Menurut keterangan MJT, saat transaksi berlangsung JL meyakinkan bahwa kendaraan tersebut memiliki dokumen yang lengkap. Namun, surat-surat kendaraan disebut masih berada di rumahnya di Desa Jangkat.
“Motor ini ada suratnya, hanya tinggal di rumah,” ujar JL sebagaimana dituturkan kembali oleh MJT.
MJT mengaku sempat meminta kejujuran terkait kondisi kendaraan tersebut. Namun, menurutnya, JL terus meyakinkan bahwa motor aman digunakan dan tidak akan menimbulkan persoalan di kemudian hari.
Masalah muncul beberapa hari setelah transaksi dilakukan. Pada 23 Mei 2026 sekitar pukul 11.13 WIB, seorang pria bernama Adiwirzan mendatangi kediaman MJT di Rantau Panjang Siau. Kedatangan pria tersebut membuat MJT terkejut lantaran meminta agar motor Vixion yang kini berada di tangan MJT tidak boleh dibawa ke Bangko.
Menurut pengakuan MJT, Adiwirzan menyampaikan bahwa motor tersebut sebelumnya pernah diperjualbelikan dan meminta agar kendaraan tidak dipindahtangankan maupun dibawa keluar daerah sampai persoalan selesai.
“Ado yang lebih baik kita tukaran be motor itu. Vixion kasih dengan aku, bapak ambil Beat,” kata Adiwirzan sebagaimana ditirukan MJT.
Namun tawaran tersebut ditolak karena MJT merasa telah melakukan transaksi secara sah dan terbuka.
Tidak hanya itu, beberapa kali pihak terkait disebut mendatangi rumah MJT untuk meminta agar kendaraan tersebut tidak dibawa ke Bangko. Bahkan, janji untuk menyelesaikan persoalan secara langsung pada 7 Juni 2026 disebut tidak terealisasi.
Merasa dirugikan dan tidak mendapatkan kepastian mengenai status kendaraan yang diterimanya, MJT meminta Aparat Penegak Hukum (APH) di wilayah Kecamatan Jangkat untuk menindaklanjuti persoalan tersebut serta melakukan klarifikasi terhadap seluruh pihak yang terlibat.
Kasus ini pun menjadi perhatian masyarakat setempat. Publik berharap aparat dapat mengusut tuntas status kepemilikan kendaraan dan memastikan tidak ada pihak yang dirugikan dalam transaksi tersebut.
Apabila dalam penyelidikan ditemukan adanya unsur pemberian keterangan palsu, penipuan, atau penggelapan dalam transaksi kendaraan bermotor, maka pihak yang terbukti bersalah dapat dijerat ketentuan dalam Undang-Undang Nomor 1 Tahun 2023 tentang KUHP.

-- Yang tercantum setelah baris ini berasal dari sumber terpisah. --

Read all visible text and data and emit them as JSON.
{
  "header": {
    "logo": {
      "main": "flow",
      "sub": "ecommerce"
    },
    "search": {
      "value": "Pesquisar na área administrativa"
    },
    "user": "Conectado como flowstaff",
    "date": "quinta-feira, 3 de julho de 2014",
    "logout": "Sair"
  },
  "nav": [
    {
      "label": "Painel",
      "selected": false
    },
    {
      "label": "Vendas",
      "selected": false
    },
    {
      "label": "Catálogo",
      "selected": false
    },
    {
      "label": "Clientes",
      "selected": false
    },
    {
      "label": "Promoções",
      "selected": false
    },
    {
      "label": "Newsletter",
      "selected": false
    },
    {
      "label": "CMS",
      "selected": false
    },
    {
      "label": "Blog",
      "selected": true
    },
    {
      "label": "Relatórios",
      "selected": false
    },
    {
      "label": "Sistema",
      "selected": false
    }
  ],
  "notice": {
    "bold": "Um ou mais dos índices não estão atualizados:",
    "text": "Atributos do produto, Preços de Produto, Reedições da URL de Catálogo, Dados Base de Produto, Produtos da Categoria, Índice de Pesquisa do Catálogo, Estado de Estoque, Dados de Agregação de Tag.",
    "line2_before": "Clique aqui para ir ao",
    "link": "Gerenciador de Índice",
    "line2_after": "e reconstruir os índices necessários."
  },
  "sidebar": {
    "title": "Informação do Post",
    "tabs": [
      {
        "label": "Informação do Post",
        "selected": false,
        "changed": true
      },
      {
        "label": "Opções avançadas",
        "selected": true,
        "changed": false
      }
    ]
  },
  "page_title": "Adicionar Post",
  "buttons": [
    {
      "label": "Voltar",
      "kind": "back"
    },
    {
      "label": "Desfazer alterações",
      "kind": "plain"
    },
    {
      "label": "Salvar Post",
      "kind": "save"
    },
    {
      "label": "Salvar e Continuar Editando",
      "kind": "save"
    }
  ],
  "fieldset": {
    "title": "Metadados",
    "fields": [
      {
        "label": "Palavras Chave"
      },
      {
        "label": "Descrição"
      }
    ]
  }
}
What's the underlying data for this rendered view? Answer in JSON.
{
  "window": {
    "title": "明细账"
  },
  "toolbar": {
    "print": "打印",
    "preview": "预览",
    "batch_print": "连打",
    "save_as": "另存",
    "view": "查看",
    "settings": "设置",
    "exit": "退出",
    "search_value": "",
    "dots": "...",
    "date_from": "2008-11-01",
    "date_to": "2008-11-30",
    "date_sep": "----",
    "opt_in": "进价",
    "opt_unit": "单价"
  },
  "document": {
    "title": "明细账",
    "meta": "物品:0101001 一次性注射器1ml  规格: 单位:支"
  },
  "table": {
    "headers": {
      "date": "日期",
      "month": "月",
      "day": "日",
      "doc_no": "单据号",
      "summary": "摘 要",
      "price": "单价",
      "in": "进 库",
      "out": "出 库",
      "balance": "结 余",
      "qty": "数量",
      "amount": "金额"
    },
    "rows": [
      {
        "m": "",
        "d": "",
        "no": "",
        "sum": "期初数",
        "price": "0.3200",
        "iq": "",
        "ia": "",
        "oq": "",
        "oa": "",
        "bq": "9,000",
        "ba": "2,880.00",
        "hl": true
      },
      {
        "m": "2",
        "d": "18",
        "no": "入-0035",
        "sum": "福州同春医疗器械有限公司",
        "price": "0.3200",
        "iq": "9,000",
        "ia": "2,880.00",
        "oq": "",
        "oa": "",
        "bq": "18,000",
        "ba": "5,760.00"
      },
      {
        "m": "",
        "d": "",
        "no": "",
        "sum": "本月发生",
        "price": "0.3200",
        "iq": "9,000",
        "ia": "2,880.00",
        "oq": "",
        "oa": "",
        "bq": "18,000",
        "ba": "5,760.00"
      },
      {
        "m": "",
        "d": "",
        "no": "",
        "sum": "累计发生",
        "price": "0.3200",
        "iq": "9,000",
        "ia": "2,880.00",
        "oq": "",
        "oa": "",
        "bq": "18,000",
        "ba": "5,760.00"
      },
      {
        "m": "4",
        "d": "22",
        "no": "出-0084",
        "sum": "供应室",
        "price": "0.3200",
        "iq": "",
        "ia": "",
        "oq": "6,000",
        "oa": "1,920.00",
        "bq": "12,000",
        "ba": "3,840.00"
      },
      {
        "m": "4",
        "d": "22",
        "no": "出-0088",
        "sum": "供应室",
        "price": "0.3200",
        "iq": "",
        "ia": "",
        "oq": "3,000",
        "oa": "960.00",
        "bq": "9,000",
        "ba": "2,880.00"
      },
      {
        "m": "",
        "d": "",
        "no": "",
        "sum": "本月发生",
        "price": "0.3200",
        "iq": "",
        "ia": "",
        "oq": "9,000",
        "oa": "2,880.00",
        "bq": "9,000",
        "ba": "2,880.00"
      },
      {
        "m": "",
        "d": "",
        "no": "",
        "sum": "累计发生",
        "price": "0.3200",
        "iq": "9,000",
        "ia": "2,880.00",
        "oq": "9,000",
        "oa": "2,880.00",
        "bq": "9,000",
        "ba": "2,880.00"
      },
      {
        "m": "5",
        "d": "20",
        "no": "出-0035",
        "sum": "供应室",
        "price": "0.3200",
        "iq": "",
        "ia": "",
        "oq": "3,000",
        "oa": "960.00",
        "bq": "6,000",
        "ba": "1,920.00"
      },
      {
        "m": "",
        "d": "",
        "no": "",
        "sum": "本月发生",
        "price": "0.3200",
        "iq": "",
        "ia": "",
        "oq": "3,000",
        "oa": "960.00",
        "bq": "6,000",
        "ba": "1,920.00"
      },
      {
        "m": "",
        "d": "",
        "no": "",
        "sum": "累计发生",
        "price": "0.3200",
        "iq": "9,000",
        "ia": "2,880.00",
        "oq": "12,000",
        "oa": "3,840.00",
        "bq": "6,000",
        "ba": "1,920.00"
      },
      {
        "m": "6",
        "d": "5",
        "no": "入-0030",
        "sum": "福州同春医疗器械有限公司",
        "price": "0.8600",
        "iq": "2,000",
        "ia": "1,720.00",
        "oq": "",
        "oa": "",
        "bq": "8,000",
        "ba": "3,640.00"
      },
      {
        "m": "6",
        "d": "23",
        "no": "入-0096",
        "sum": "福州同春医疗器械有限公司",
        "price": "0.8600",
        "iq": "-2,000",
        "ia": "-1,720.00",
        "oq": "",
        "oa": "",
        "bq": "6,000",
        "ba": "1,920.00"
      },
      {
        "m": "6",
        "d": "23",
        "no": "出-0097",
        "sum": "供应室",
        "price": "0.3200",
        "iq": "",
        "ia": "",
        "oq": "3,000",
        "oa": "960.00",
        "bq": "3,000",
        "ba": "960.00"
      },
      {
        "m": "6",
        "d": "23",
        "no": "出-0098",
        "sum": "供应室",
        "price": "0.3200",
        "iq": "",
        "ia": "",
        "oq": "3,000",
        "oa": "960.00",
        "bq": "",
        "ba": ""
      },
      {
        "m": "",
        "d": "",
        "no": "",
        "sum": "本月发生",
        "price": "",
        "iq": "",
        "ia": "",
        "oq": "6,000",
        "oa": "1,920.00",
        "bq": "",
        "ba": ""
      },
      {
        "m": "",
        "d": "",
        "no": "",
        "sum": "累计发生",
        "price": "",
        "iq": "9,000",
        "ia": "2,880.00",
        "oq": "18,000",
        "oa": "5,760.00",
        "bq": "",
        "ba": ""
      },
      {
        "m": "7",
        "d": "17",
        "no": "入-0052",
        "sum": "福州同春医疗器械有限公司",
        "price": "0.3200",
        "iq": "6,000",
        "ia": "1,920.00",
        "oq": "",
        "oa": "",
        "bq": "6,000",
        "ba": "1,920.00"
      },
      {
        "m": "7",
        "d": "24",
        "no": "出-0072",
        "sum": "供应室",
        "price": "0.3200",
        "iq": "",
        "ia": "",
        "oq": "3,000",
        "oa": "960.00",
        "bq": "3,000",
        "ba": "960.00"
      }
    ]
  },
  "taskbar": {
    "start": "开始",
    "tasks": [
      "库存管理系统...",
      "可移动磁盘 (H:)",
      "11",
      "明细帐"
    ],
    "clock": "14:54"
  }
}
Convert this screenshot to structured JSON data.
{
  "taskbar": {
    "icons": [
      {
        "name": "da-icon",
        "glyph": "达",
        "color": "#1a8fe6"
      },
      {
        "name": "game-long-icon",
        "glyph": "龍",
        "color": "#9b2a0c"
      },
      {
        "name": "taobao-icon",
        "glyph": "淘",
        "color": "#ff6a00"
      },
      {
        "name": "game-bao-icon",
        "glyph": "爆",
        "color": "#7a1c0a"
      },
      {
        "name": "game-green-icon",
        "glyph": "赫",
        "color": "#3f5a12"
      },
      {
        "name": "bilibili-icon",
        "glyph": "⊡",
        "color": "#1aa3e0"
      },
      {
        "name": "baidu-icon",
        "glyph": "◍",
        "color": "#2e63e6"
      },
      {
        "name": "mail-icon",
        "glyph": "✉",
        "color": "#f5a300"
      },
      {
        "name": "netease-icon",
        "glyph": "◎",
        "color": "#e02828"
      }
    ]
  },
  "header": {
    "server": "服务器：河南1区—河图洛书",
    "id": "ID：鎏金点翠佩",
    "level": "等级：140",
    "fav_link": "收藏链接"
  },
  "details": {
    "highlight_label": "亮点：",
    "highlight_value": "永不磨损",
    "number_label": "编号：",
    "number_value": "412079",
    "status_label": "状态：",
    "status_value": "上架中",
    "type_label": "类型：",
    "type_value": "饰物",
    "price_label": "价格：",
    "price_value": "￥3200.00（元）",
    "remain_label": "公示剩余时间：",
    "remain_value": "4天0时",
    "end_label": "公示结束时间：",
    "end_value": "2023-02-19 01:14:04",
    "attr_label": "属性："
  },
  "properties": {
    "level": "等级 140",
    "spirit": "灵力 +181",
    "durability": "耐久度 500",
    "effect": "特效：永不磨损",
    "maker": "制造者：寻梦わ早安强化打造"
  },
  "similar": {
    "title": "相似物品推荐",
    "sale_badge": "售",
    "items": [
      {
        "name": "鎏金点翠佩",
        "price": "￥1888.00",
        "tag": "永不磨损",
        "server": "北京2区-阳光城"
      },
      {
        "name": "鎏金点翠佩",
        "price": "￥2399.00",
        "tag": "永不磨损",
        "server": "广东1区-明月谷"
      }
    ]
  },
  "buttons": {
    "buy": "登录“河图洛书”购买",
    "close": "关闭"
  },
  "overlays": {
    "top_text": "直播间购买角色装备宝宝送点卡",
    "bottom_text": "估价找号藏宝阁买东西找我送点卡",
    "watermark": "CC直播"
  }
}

Diantaranya Pasal 492 KUHP Baru tentang penipuan yang ancaman hukumannya dapat mencapai 4 tahun penjara, serta pasal-pasal terkait penggelapan apabila terbukti terdapat penguasaan atau pengalihan barang milik orang lain secara melawan hukum.
Namun demikian, penetapan adanya tindak pidana sepenuhnya menjadi kewenangan penyidik berdasarkan alat bukti dan hasil penyelidikan yang sah menurut hukum.